Pennsylvanians
wondering when the $400 million, concrete State Correctional Institution
Phoenix will finally open can wonder a lot more, after reviewing the
denunciatory letters exchanged by the prison's builder and the state's private
agent monitoring the work.
The
largest prison ever built in a state whose incarcerated population has lately
declined, Phoenix will house nearly 4,000 Philadelphia-area inmates, including
its women's and death-row units, next to what Corrections Commissioner John
Wetzel says is the badly outdated stone Graterford prison, in
pleasant Skippack Township north of the city.
After
the state rebid the job and early construction was delayed by weather, Phoenix
was scheduled to open in November 2015. Contractor Walsh Heery Joint
Venture, the Pittsburgh-based alliance of Chicago and Atlanta builders that
has been overseeing construction since Tom Corbett was governor, has run
up more than $14 million in "liquidated damages" it will have to pay,
after blowing past that deadline, the state says.
On
Nov. 3, Ed Kerber, one of Walsh Heery's senior project managers, wrote to the state's construction
managers at Hill International in Philadelphia that his group
was at last "ready and willing to turn over a first-class facility"
to Pennsylvania and was just waiting for "a timely and efficient final and
closeout inspection."
But
Walsh Heery's claim that the prison was ready "is grossly inaccurate and
misleading," wrote back Mark D. Dickinson, vice president at Hill,
which represents the state Department of General Services in managing
construction of Phoenix so it can be run, when it's ready, by Wetzel's
Department of Corrections.
Walsh
Heery officials have not responded to my calls and messages (some
subcontractors have said they have that problem, too), and Hill spokesman John
Paolin said his firm declined to comment.
So
I asked for the written record. General Services sent me copies of scores of
reports and letters, a partial account that helps one appreciate the complexity
and conflicts of building a safe, secure modern facility to multiple and
sometimes changing and conflicting guidelines, on budget, through an array of
private contractors.
The
documents are heavily edited, for what state officials call security
reasons.
How
bad are the problems? Old inspection reports from 2014 and 2015 list trouble
with insulation, door closings, pipe corrosion, fire-alarm installation,
concrete cracking and staining, and other issues requiring sometimes-costly
do-overs or work-arounds.
I
wish I could say most of these have been resolved. But that is not clear. For
example, a report on lighting problems is almost completely blacked out.
The
Inspector General's Office sent me a separate seven-page refusal,
stating among other things that revealing anything about a 2015 investigation
it conducted at the site "would chill government self-evaluation,"
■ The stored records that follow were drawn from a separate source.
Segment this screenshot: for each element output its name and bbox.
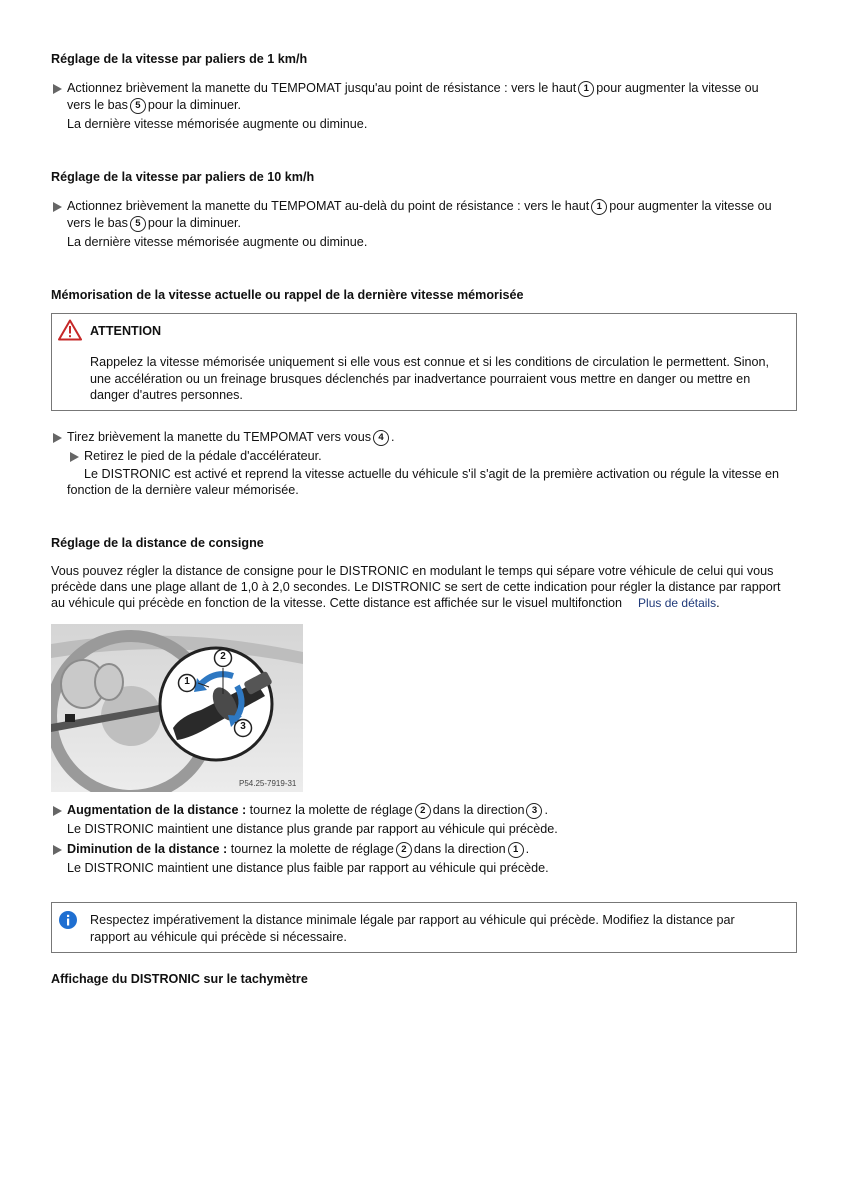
s4-para2: précède dans une plage allant de 1,0 à 2,0 secondes. Le DISTRONIC se sert de cette indication pour régler la distance par rapport — [51, 580, 781, 594]
decrease-distance-line: Diminution de la distance : tournez la molette de réglage 2 dans la direction 1 . — [67, 842, 530, 856]
bullet-arrow-icon — [70, 452, 79, 462]
circled-number-icon: 2 — [396, 842, 412, 858]
increase-distance-line: Augmentation de la distance : tournez la molette de réglage 2 dans la direction 3 . — [67, 803, 548, 817]
bullet-arrow-icon — [53, 845, 62, 855]
warning-line: une accélération ou un freinage brusques déclenchés par inadvertance pourraient vous mettre en danger ou mettre en — [90, 372, 751, 386]
circled-number-icon: 2 — [415, 803, 431, 819]
figure-code: P54.25-7919-31 — [239, 779, 297, 788]
s2-line3: La dernière vitesse mémorisée augmente ou diminue. — [67, 235, 368, 249]
increase-distance-desc: Le DISTRONIC maintient une distance plus grande par rapport au véhicule qui précède. — [67, 822, 558, 836]
circled-number-icon: 1 — [591, 199, 607, 215]
s2-line1: Actionnez brièvement la manette du TEMPOMAT au-delà du point de résistance : vers le haut 1 pour augmenter la vitesse ou — [67, 199, 772, 213]
circled-number-icon: 1 — [578, 81, 594, 97]
s3-para2: fonction de la dernière valeur mémorisée. — [67, 483, 299, 497]
s2-line2: vers le bas 5 pour la diminuer. — [67, 216, 242, 230]
s1-line2: vers le bas 5 pour la diminuer. — [67, 98, 242, 112]
steering-wheel-illustration — [51, 624, 303, 792]
bullet-arrow-icon — [53, 433, 62, 443]
info-box — [51, 902, 797, 953]
s1-line1: Actionnez brièvement la manette du TEMPOMAT jusqu'au point de résistance : vers le haut 1 pour augmenter la vitesse ou — [67, 81, 759, 95]
bullet-arrow-icon — [53, 806, 62, 816]
decrease-distance-desc: Le DISTRONIC maintient une distance plus faible par rapport au véhicule qui précède. — [67, 861, 549, 875]
warning-triangle-icon — [58, 319, 82, 341]
bullet-arrow-icon — [53, 84, 62, 94]
bullet-arrow-icon — [53, 202, 62, 212]
s4-para1: Vous pouvez régler la distance de consigne pour le DISTRONIC en modulant le temps qui sépare votre véhicule de celui qui vous — [51, 564, 774, 578]
warning-box — [51, 313, 797, 411]
circled-number-icon: 3 — [526, 803, 542, 819]
circled-number-icon: 4 — [373, 430, 389, 446]
section-title-distance: Réglage de la distance de consigne — [51, 536, 264, 550]
section-title-10kmh: Réglage de la vitesse par paliers de 10 km/h — [51, 170, 315, 184]
info-line: Respectez impérativement la distance minimale légale par rapport au véhicule qui précède. Modifiez la distance par — [90, 913, 735, 927]
s3-bullet2: Retirez le pied de la pédale d'accélérateur. — [84, 449, 322, 463]
s3-bullet1: Tirez brièvement la manette du TEMPOMAT vers vous 4 . — [67, 430, 395, 444]
info-line: rapport au véhicule qui précède si nécessaire. — [90, 930, 347, 944]
warning-title: ATTENTION — [90, 324, 162, 338]
more-details-link[interactable]: Plus de détails — [638, 596, 717, 610]
s1-line3: La dernière vitesse mémorisée augmente ou diminue. — [67, 117, 368, 131]
circled-number-icon: 5 — [130, 216, 146, 232]
figure-callout-1: 1 — [184, 676, 190, 687]
distronic-lever-figure — [51, 624, 303, 792]
figure-callout-3: 3 — [240, 721, 246, 732]
section-title-memorisation: Mémorisation de la vitesse actuelle ou rappel de la dernière vitesse mémorisée — [51, 288, 524, 302]
s3-para1: Le DISTRONIC est activé et reprend la vitesse actuelle du véhicule s'il s'agit de la première activation ou régule la vitesse en — [84, 467, 780, 481]
warning-line: Rappelez la vitesse mémorisée uniquement si elle vous est connue et si les conditions de circulation le permettent. Sinon, — [90, 355, 770, 369]
section-title-affichage: Affichage du DISTRONIC sur le tachymètre — [51, 972, 308, 986]
figure-callout-2: 2 — [220, 651, 226, 662]
warning-line: danger d'autres personnes. — [90, 388, 243, 402]
circled-number-icon: 1 — [508, 842, 524, 858]
circled-number-icon: 5 — [130, 98, 146, 114]
section-title-1kmh: Réglage de la vitesse par paliers de 1 km/h — [51, 52, 308, 66]
s4-para3: au véhicule qui précède en fonction de la vitesse. Cette distance est affichée sur le visuel multifonction Plus de détails. — [51, 596, 720, 610]
info-icon — [58, 910, 78, 930]
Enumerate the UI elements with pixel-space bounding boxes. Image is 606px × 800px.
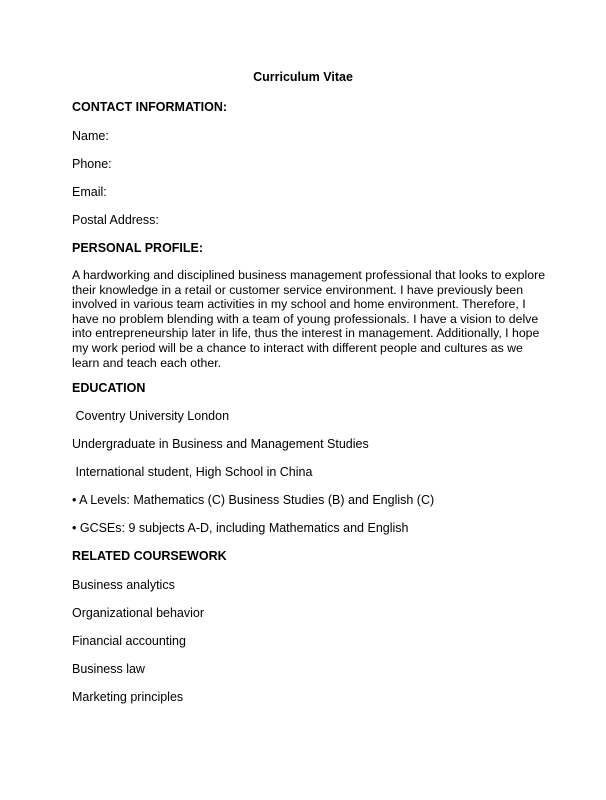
profile-line: my work period will be a chance to interact with different people and cultures as we xyxy=(72,340,523,355)
profile-line: their knowledge in a retail or customer service environment. I have previously been xyxy=(72,282,524,297)
coursework-item: Business law xyxy=(72,662,145,676)
phone-label: Phone: xyxy=(72,157,112,171)
education-line: Coventry University London xyxy=(72,409,230,423)
postal-address-label: Postal Address: xyxy=(72,213,159,227)
education-line: International student, High School in China xyxy=(72,465,313,479)
education-line: Undergraduate in Business and Management Studies xyxy=(72,437,369,451)
name-label: Name: xyxy=(72,129,109,143)
profile-line: learn and teach each other. xyxy=(72,355,222,370)
coursework-item: Financial accounting xyxy=(72,634,186,648)
profile-line: involved in various team activities in my school and home environment. Therefore, I xyxy=(72,297,526,312)
education-heading: EDUCATION xyxy=(72,381,146,395)
coursework-heading: RELATED COURSEWORK xyxy=(72,549,227,563)
profile-line: have no problem blending with a team of young professionals. I have a vision to delve xyxy=(72,311,539,326)
coursework-item: Organizational behavior xyxy=(72,606,205,620)
profile-line: into entrepreneurship later in life, thus the interest in management. Additionally, I hope xyxy=(72,326,540,341)
personal-profile-heading: PERSONAL PROFILE: xyxy=(72,241,204,255)
personal-profile-text xyxy=(72,268,546,370)
education-line: • A Levels: Mathematics (C) Business Studies (B) and English (C) xyxy=(72,493,435,507)
coursework-item: Business analytics xyxy=(72,578,175,592)
profile-line: A hardworking and disciplined business management professional that looks to explore xyxy=(72,268,546,282)
contact-heading: CONTACT INFORMATION: xyxy=(72,100,228,114)
coursework-item: Marketing principles xyxy=(72,690,184,704)
education-line: • GCSEs: 9 subjects A-D, including Mathematics and English xyxy=(72,521,409,535)
email-label: Email: xyxy=(72,185,107,199)
document-title: Curriculum Vitae xyxy=(253,70,353,84)
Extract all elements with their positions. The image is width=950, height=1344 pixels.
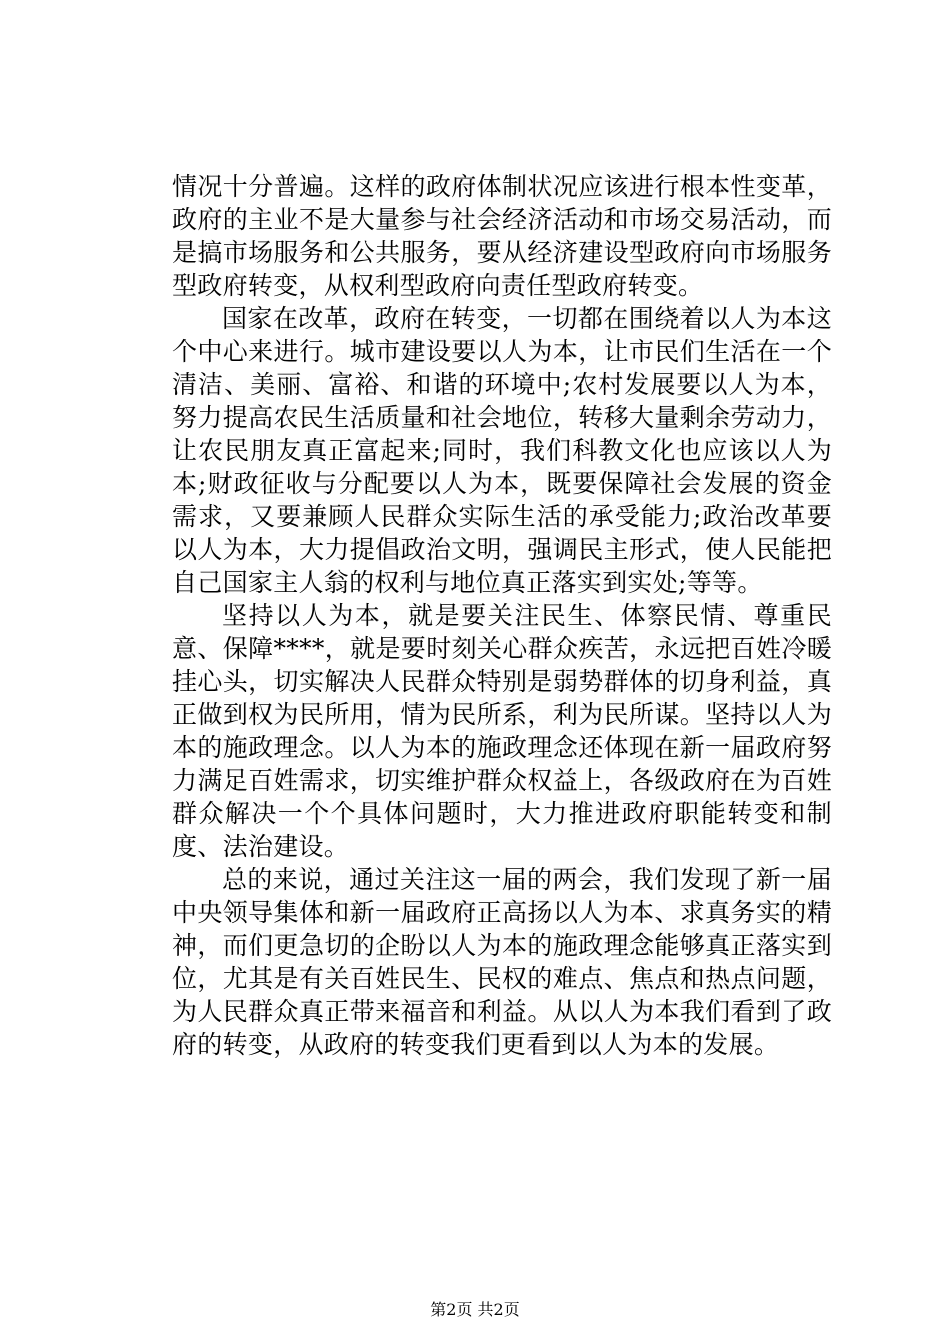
paragraph-conclusion: 总的来说，通过关注这一届的两会，我们发现了新一届中央领导集体和新一届政府正高扬以人为本、求真务实的精神，而们更急切的企盼以人为本的施政理念能够真正落实到位，尤其是有关百姓民生、民权的难点、焦点和热点问题，为人民群众真正带来福音和利益。从以人为本我们看到了政府的转变，从政府的转变我们更看到以人为本的发展。: [172, 865, 832, 1059]
page-footer: 第2页 共2页: [430, 1300, 520, 1319]
document-body: [172, 170, 832, 1061]
paragraph-people-first: 坚持以人为本，就是要关注民生、体察民情、尊重民意、保障****，就是要时刻关心群众疾苦，永远把百姓冷暖挂心头，切实解决人民群众特别是弱势群体的切身利益，真正做到权为民所用，情为民所系，利为民所谋。坚持以人为本的施政理念。以人为本的施政理念还体现在新一届政府努力满足百姓需求，切实维护群众权益上，各级政府在为百姓群众解决一个个具体问题时，大力推进政府职能转变和制度、法治建设。: [172, 601, 832, 861]
paragraph-continued: 情况十分普遍。这样的政府体制状况应该进行根本性变革，政府的主业不是大量参与社会经济活动和市场交易活动，而是搞市场服务和公共服务，要从经济建设型政府向市场服务型政府转变，从权利型政府向责任型政府转变。: [172, 172, 832, 300]
paragraph-reform: 国家在改革，政府在转变，一切都在围绕着以人为本这个中心来进行。城市建设要以人为本，让市民们生活在一个清洁、美丽、富裕、和谐的环境中;农村发展要以人为本，努力提高农民生活质量和社会地位，转移大量剩余劳动力，让农民朋友真正富起来;同时，我们科教文化也应该以人为本;财政征收与分配要以人为本，既要保障社会发展的资金需求，又要兼顾人民群众实际生活的承受能力;政治改革要以人为本，大力提倡政治文明，强调民主形式，使人民能把自己国家主人翁的权利与地位真正落实到实处;等等。: [172, 304, 832, 597]
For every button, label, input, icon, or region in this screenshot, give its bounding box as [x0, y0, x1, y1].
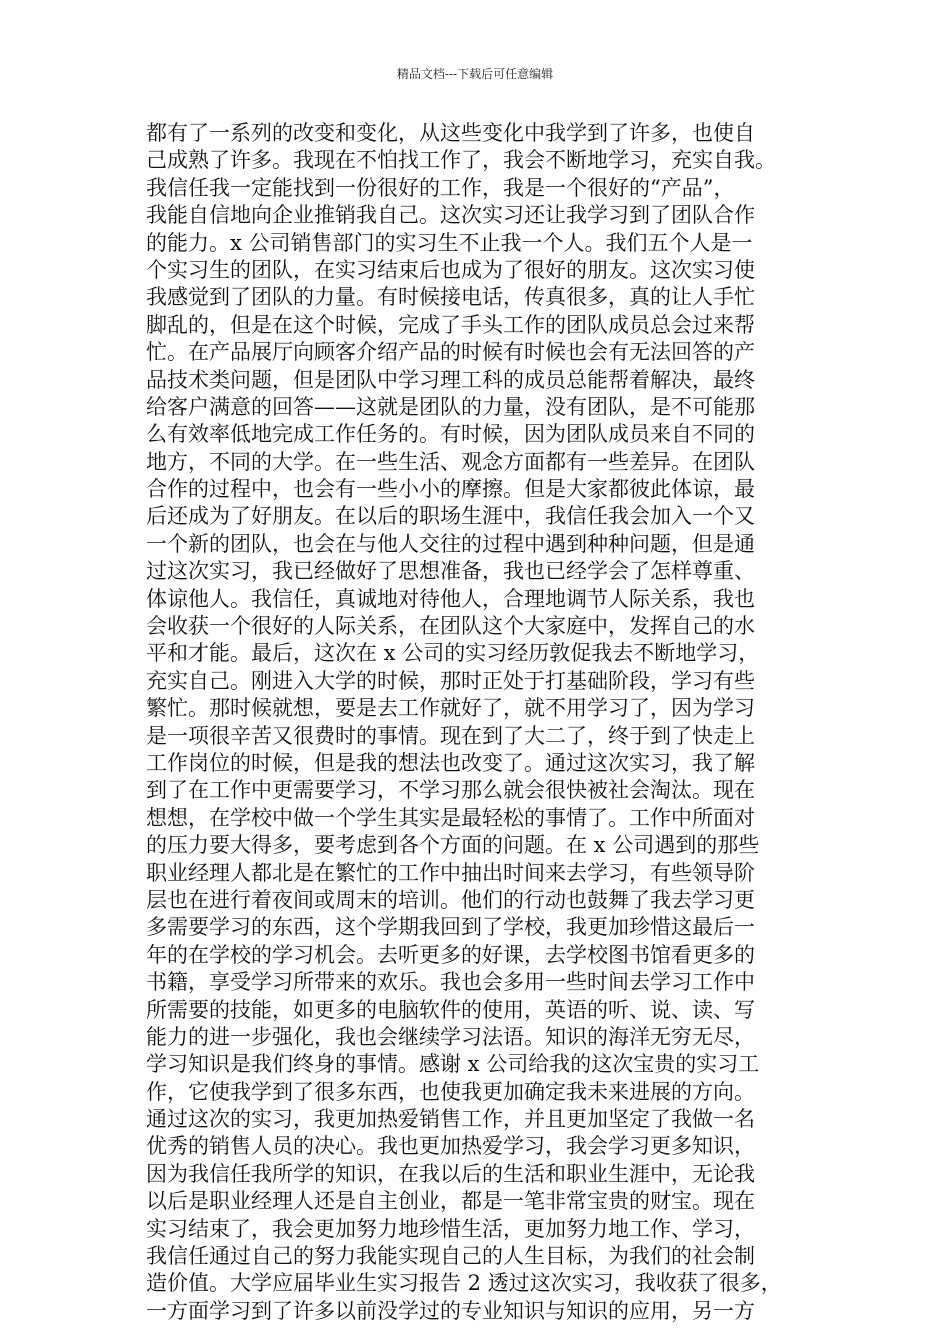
- body-line: 合作的过程中，也会有一些小小的摩擦。但是大家都彼此体谅，最: [146, 477, 755, 502]
- body-line: 层也在进行着夜间或周末的培训。他们的行动也鼓舞了我去学习更: [146, 887, 755, 912]
- body-line: 是一项很辛苦又很费时的事情。现在到了大二了，终于到了快走上: [146, 723, 755, 748]
- body-line: 我能自信地向企业推销我自己。这次实习还让我学习到了团队合作: [146, 203, 755, 228]
- body-line: 我感觉到了团队的力量。有时候接电话，传真很多，真的让人手忙: [146, 285, 755, 310]
- body-line: 到了在工作中更需要学习，不学习那么就会很快被社会淘汰。现在: [146, 778, 755, 803]
- body-line: 想想，在学校中做一个学生其实是最轻松的事情了。工作中所面对: [146, 805, 755, 830]
- body-line: 脚乱的，但是在这个时候，完成了手头工作的团队成员总会过来帮: [146, 312, 755, 337]
- body-line: 我信任通过自己的努力我能实现自己的人生目标，为我们的社会制: [146, 1244, 755, 1269]
- body-line: 优秀的销售人员的决心。我也更加热爱学习，我会学习更多知识，: [146, 1134, 755, 1159]
- body-line: 一个新的团队，也会在与他人交往的过程中遇到种种问题，但是通: [146, 531, 755, 556]
- body-line: 年的在学校的学习机会。去听更多的好课，去学校图书馆看更多的: [146, 942, 755, 967]
- body-line: 多需要学习的东西，这个学期我回到了学校，我更加珍惜这最后一: [146, 915, 755, 940]
- body-line: 的压力要大得多，要考虑到各个方面的问题。在 x 公司遇到的那些: [146, 833, 760, 858]
- body-line: 我信任我一定能找到一份很好的工作，我是一个很好的“产品”，: [146, 175, 735, 200]
- body-line: 后还成为了好朋友。在以后的职场生涯中，我信任我会加入一个又: [146, 504, 755, 529]
- body-line: 过这次实习，我已经做好了思想准备，我也已经学会了怎样尊重、: [146, 559, 755, 584]
- body-line: 忙。在产品展厅向顾客介绍产品的时候有时候也会有无法回答的产: [146, 340, 755, 365]
- body-line: 能力的进一步强化，我也会继续学习法语。知识的海洋无穷无尽，: [146, 1024, 755, 1049]
- body-line: 品技术类问题，但是团队中学习理工科的成员总能帮着解决，最终: [146, 367, 755, 392]
- body-line: 体谅他人。我信任，真诚地对待他人，合理地调节人际关系，我也: [146, 586, 755, 611]
- body-line: 实习结束了，我会更加努力地珍惜生活，更加努力地工作、学习，: [146, 1216, 755, 1241]
- body-line: 因为我信任我所学的知识，在我以后的生活和职业生涯中，无论我: [146, 1161, 755, 1186]
- document-body: [146, 120, 826, 1325]
- body-line: 己成熟了许多。我现在不怕找工作了，我会不断地学习，充实自我。: [146, 148, 776, 173]
- page-header: 精品文档---下载后可任意编辑: [396, 67, 554, 81]
- body-line: 繁忙。那时候就想，要是去工作就好了，就不用学习了，因为学习: [146, 696, 755, 721]
- body-line: 会收获一个很好的人际关系，在团队这个大家庭中，发挥自己的水: [146, 614, 755, 639]
- body-line: 给客户满意的回答——这就是团队的力量，没有团队，是不可能那: [146, 394, 755, 419]
- body-line: 工作岗位的时候，但是我的想法也改变了。通过这次实习，我了解: [146, 750, 755, 775]
- body-line: 一方面学习到了许多以前没学过的专业知识与知识的应用，另一方: [146, 1298, 755, 1323]
- body-line: 所需要的技能，如更多的电脑软件的使用，英语的听、说、读、写: [146, 997, 755, 1022]
- body-line: 都有了一系列的改变和变化，从这些变化中我学到了许多，也使自: [146, 121, 755, 145]
- body-line: 学习知识是我们终身的事情。感谢 x 公司给我的这次宝贵的实习工: [146, 1052, 760, 1077]
- body-line: 书籍，享受学习所带来的欢乐。我也会多用一些时间去学习工作中: [146, 970, 755, 995]
- body-line: 平和才能。最后，这次在 x 公司的实习经历敦促我去不断地学习，: [146, 641, 760, 666]
- body-line: 通过这次的实习，我更加热爱销售工作，并且更加坚定了我做一名: [146, 1107, 755, 1132]
- body-line: 以后是职业经理人还是自主创业，都是一笔非常宝贵的财宝。现在: [146, 1189, 755, 1214]
- body-line: 造价值。大学应届毕业生实习报告 2 透过这次实习，我收获了很多，: [146, 1271, 782, 1296]
- body-line: 作，它使我学到了很多东西，也使我更加确定我未来进展的方向。: [146, 1079, 755, 1104]
- body-line: 么有效率低地完成工作任务的。有时候，因为团队成员来自不同的: [146, 422, 755, 447]
- body-line: 充实自己。刚进入大学的时候，那时正处于打基础阶段，学习有些: [146, 668, 755, 693]
- body-line: 地方，不同的大学。在一些生活、观念方面都有一些差异。在团队: [146, 449, 755, 474]
- body-line: 的能力。x 公司销售部门的实习生不止我一个人。我们五个人是一: [146, 230, 753, 255]
- body-line: 职业经理人都北是在繁忙的工作中抽出时间来去学习，有些领导阶: [146, 860, 755, 885]
- body-line: 个实习生的团队，在实习结束后也成为了很好的朋友。这次实习使: [146, 257, 755, 282]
"make future investigations more difficult," "harm [the
Inspector General's] internal deliberation and investigative process," and
even "reveal the mental impressions, conclusions or opinions" of
taxpayer-paid lawyers. Which, they wrote, would be bad for the commonwealth. We
like the dark.
So,
back to the recent letters.
Before
declaring that his firm was ready to turn over the site for opening, Walsh
Heery's Kerber complained that Pennsylvania "has repeatedly failed"
to document any quality concerns at the site.
Instead,
he wrote, the state's agents at Hill have been putting out "general and
conclusory" critical statements not backed by detailed evidence.
To
be sure, the contractor acknowledged, "there are 43 items" still
under discussion in weekly quality-control meetings. But "this is a very
small list, considering the size and complexity of this project," Kerber
added.
A
further 204 questions raised by the contractor itself remain open, but 20,000
more "have been closed," and Walsh Heery has been "very
diligent" solving more, he concluded. He also objects to the state trying
to get his firm to pay for field inspections in advance of the final
walk-through: "The state has no right to attempt to
back-charge."
Hill, in its Dec. 12 reply, calls
Kerber's claims "incorrect." Hill and state corrections
officials have spent "extensive time" helping Walsh Heery
"execute your contract," Dickinson insists.
Besides
the 43 "open" items the contractor cites, Hill has a list of 428
additional "site-wide issues" and other problems Dickinson says the
contractor isn't counting. Plus 10,000 more potentially "unresolved"
issues from Walsh Heery's own list (besides the 20,000 the contractor says it
has solved.)
The
state Department of Labor and Industry has found additional
"unresolved" issues, Dickinson writes. And about 50 of 121 required
reports from specialized professionals haven't yet arrived.
In
short, while acknowledging that most of the work is done, Hill says it can't be
sure it's been done well, and concludes that Walsh Heery is still
"struggling to deliver this project within the quality and performance
requirements of the contract."
The
big thing missing from these records, and still unaddressed by the state
agencies overseeing this job: a plan and schedule for how they're going to get
past the paperwork, accusations and penalties, and get Phoenix open.